●デュアルコア
最近のパソコンはCPUのクロック速度がどんどんあがるばかりではなく、1つのCPUチップ上に2つのCPUを載せる、という「デュアルコア」があらわれてきた。このデュアルコアの技術は要するに2つのCPUを同一のパッケージの中に入れる、というものだが、もちろん技術的にはそれだけではない。問題というほどではないが、いくつか考えなければならないことが出てくる。
●ライセンス形式
まず、CPUのソフトウエアライセンスの問題がある。
2つのCPUにOSなどのソフトウエアが載る、というのは、これまでサーバマシンでしか考えられなかった。だから、「XX-CPUライセンス」というかたちで、CPUの数でOS等のCPUのライセンスの数を数えてきた。しかし、1つの筐体に複数のCPUが載る場合には、新しいライセンス形式を考える必要がある。
●CPUの速度
さらに、CPUの速度の概略を示す基準や、それを表示する基準としての「CPU速度」がクロックなどだけの数字ではわからなくなってくる。たとえば、2つ以上のCPUでは、2つ同時に演算ができるから、単純に速度は2倍になる(もちろん、CPUにあわせてソフトウエアが最適化されている必要がある)。
●進化の背景
しかし、こういった方向でのCPUの進化の背景には、要するに、ハ−ドウエア的な速度の追求が、そろそろ限界に達してきている、ということがある。
1つのCPUでの限界がそろそろ近くなってきたからこそ、CPUをいくつか並べて、見かけ上、CPUの速度を上げていく、という発想が生まれてくる。
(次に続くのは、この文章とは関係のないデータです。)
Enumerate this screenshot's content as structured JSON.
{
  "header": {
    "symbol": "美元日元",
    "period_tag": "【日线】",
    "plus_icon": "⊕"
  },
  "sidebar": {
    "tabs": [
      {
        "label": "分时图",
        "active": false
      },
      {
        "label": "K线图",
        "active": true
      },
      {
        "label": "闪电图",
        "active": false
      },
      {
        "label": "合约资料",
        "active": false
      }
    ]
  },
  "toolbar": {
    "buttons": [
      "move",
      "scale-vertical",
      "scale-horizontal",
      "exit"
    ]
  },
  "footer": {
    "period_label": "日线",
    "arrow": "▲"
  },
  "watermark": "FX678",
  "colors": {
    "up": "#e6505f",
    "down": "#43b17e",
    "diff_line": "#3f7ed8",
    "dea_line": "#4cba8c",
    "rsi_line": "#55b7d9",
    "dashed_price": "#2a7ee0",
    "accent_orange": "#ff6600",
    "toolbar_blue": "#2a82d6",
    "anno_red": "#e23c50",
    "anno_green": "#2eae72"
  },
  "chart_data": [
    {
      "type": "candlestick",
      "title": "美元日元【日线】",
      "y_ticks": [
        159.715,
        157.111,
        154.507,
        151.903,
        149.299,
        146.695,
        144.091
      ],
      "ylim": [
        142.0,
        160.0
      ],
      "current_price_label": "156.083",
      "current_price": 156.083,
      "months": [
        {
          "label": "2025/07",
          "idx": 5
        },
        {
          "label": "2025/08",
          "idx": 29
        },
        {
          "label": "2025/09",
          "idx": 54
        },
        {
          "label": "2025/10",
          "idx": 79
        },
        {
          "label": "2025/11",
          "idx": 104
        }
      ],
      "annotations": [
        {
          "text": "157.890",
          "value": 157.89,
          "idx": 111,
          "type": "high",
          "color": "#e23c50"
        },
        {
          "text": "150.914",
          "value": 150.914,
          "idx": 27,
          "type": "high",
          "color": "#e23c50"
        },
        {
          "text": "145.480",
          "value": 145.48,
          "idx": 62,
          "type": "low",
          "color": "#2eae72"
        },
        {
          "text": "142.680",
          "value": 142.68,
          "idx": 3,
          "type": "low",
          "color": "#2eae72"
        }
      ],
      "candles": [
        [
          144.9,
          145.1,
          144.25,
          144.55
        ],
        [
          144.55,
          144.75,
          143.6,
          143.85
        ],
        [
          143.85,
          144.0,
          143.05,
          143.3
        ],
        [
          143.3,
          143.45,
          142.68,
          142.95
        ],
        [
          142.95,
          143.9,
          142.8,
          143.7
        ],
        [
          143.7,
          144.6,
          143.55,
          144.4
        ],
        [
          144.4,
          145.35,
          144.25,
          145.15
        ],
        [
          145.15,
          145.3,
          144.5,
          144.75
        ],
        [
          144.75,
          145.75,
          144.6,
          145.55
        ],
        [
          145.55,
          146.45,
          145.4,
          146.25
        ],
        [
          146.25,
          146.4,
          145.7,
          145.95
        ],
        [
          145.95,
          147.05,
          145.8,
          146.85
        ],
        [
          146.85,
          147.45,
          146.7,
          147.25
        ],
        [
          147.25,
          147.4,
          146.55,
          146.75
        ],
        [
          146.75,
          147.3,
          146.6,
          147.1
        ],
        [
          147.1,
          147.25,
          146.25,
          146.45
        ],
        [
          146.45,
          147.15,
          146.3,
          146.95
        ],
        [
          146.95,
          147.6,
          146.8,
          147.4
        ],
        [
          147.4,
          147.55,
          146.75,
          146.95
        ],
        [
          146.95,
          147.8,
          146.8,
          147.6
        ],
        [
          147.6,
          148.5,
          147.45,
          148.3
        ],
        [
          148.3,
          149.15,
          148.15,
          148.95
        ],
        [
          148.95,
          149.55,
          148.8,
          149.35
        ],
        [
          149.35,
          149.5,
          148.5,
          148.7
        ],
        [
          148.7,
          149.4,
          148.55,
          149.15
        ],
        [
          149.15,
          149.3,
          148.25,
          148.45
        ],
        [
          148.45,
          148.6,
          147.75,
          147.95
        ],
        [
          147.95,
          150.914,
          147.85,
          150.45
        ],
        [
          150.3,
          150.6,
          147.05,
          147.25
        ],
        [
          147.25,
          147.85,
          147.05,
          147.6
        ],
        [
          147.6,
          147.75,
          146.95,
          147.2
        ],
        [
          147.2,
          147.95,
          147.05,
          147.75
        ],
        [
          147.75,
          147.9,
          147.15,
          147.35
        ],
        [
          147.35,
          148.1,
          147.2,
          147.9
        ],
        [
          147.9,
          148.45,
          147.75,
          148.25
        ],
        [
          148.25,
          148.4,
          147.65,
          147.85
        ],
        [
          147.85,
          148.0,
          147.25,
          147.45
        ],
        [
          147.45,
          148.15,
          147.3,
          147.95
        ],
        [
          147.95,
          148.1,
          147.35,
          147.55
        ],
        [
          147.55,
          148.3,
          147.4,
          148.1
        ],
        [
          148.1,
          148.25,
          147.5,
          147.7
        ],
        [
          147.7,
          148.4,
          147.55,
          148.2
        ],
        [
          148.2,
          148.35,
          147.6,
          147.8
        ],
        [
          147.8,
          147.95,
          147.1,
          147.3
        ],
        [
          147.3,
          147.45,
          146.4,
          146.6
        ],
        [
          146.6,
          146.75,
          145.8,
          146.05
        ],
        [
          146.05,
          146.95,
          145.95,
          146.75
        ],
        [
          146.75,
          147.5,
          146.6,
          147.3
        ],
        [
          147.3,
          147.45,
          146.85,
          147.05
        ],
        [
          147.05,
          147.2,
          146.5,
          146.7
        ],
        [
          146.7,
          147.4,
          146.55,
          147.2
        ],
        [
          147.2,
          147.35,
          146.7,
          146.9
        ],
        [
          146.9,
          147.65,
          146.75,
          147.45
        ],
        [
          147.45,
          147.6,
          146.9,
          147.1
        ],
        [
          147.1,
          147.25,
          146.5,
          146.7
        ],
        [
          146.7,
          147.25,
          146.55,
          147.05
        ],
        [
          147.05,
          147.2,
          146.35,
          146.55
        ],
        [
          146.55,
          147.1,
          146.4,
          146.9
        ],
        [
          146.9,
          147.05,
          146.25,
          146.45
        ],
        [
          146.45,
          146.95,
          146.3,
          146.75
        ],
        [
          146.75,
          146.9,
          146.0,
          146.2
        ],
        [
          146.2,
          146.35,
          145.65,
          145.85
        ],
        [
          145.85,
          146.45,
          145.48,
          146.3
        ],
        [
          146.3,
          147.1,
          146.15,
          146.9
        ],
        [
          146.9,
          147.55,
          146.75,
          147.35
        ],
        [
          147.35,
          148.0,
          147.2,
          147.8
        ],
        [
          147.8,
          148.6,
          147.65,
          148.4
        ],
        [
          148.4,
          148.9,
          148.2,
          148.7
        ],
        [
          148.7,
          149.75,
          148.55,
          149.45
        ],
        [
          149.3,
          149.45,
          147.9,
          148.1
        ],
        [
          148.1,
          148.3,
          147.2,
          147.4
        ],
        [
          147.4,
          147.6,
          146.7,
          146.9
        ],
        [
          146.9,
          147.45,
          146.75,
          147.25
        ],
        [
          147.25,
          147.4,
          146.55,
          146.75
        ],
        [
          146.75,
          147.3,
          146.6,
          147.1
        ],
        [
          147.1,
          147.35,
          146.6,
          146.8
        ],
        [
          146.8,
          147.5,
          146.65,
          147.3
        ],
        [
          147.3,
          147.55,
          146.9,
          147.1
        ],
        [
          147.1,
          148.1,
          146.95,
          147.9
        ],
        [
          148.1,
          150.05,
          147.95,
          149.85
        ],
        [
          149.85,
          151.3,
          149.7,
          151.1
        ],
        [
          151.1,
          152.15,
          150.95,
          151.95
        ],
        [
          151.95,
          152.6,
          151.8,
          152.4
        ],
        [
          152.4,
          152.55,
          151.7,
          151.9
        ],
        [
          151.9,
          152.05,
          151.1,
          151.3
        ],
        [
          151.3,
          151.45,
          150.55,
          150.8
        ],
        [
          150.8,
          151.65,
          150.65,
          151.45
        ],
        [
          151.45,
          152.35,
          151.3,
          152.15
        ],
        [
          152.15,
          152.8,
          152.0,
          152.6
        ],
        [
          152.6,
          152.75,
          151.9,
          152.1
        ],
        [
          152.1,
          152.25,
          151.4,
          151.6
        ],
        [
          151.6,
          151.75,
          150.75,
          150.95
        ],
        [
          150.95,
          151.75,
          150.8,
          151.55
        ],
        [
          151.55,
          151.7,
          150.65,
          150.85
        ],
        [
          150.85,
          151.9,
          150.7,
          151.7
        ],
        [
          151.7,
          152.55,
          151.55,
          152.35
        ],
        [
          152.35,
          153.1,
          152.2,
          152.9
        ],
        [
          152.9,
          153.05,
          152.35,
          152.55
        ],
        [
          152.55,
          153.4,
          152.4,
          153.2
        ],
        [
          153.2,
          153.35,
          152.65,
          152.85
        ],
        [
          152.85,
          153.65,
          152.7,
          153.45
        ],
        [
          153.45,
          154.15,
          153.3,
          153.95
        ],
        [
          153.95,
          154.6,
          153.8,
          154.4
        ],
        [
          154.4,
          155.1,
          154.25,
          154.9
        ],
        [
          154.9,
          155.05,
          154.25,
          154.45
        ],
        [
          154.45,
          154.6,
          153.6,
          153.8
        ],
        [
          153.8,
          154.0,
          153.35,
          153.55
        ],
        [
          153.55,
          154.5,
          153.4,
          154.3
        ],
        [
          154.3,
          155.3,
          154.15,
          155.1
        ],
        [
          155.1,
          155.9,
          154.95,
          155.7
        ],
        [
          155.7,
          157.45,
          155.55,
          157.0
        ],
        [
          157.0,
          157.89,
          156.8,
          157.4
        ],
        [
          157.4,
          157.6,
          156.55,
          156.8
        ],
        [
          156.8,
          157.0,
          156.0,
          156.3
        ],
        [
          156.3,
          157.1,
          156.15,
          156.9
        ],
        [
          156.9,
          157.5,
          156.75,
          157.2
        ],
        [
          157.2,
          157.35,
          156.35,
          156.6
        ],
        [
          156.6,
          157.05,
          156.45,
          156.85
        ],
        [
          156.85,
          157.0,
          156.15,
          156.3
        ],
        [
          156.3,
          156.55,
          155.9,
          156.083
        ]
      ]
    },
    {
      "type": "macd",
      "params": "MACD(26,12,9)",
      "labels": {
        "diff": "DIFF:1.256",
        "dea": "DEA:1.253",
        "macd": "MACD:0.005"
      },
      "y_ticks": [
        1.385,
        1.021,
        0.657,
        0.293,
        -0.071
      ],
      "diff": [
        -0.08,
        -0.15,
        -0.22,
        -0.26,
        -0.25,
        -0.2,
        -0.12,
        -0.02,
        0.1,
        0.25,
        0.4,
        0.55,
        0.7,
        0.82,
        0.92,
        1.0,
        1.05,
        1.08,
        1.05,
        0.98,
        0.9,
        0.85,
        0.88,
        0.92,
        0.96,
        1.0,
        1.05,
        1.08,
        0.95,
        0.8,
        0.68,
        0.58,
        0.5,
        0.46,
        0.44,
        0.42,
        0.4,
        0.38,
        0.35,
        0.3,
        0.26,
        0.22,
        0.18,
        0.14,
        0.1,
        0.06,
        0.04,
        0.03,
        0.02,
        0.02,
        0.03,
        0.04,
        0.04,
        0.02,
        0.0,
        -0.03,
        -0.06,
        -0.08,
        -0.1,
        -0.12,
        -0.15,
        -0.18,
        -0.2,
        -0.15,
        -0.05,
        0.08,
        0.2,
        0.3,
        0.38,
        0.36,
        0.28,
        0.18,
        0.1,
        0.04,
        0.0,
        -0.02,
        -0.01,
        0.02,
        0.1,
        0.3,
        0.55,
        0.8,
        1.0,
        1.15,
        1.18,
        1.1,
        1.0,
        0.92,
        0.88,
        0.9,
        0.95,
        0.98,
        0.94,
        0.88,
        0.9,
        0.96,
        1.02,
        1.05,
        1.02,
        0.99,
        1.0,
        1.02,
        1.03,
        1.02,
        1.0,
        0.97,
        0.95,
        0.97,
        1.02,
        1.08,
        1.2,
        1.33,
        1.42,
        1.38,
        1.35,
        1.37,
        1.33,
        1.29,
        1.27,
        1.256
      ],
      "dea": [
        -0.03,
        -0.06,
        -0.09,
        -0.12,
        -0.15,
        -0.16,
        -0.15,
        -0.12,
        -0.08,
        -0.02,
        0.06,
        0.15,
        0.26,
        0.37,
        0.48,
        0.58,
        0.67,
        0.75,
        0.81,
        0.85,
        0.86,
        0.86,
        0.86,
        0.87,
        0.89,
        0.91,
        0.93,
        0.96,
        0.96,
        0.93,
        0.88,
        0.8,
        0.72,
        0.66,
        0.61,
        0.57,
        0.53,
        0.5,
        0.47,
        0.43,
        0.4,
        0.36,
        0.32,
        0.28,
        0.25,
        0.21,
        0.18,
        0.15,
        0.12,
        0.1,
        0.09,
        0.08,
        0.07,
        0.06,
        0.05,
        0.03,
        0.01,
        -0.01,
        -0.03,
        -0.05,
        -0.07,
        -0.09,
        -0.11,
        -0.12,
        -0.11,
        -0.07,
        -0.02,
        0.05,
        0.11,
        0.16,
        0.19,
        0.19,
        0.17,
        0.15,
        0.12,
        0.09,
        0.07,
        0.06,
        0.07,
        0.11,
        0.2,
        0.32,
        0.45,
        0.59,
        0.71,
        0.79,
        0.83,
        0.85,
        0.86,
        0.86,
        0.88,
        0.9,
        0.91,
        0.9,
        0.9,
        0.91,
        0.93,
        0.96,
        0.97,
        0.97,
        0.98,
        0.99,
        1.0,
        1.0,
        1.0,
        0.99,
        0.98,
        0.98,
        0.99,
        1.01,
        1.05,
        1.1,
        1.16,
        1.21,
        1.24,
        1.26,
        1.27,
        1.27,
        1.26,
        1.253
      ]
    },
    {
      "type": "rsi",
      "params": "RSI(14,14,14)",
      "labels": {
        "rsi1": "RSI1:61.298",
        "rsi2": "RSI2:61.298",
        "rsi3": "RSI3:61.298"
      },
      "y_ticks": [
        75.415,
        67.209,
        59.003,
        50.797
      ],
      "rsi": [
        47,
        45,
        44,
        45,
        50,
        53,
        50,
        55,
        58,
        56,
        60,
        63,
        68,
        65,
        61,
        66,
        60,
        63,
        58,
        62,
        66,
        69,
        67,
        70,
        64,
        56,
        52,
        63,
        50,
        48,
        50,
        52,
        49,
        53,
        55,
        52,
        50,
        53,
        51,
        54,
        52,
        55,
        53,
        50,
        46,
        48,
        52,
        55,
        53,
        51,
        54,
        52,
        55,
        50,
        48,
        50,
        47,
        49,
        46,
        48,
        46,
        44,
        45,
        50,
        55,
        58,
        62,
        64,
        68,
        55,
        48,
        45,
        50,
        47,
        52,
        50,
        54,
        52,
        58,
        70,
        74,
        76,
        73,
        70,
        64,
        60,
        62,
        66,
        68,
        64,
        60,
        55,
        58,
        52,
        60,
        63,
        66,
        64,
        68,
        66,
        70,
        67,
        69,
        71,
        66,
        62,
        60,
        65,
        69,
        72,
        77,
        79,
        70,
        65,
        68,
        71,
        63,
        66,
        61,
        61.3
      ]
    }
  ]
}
これは、グリッドやクラスタリングという方法で、すでにネットワーク上で複数の小さなコンピュータを動かし、スーパーコンピュータと同じ計算速度を得る、という発想と同じだ。
●進化が止まるとき
しかし、と、私は思うのだが、いまやネットの時代に入ったおかげで、前回紹介したGmailなどの、ネットワーク上のサービスが、これらのCPUの進化を止めていく、という感じがしている。非常に高速なCPUやハードディスクなどの周辺機器ができたところで、要するに、ほとんどのパソコンのユーザのする処理はたかが知れている。つまり、メールをし、Webをする。ときどきはオンラインゲームもする。要するにそれがほとんどだろう。
であれば、もうそんなにCPUパワーを必要とするところは、世の中にそう多くはなくなる。さらに回線速度が100Mbps以上が当たり前、という世の中になってきたら、いよいよ個人の持つパソコンの性能はほどほどでいいだろう、という世の中がやってくるような気がする。
●PCの次の時代
実際、いまどき、PCを買うときにCPUの性能を気にするのはよほどのマニアかゲームヲタクくらいのものになった。本当の数の多い一般ユーザは、自分の持っているパソコンのCPUの速度さえわからないことだろう。気にする必要はないものだからだ。
いま、私たちが迎えている「PCの次の時代」は、パソコンはなくなり、ぼくらの目の前にあるのはネットにつながっている画面とキーボードとマウスである、という、そんな時代なんじゃないだろうか?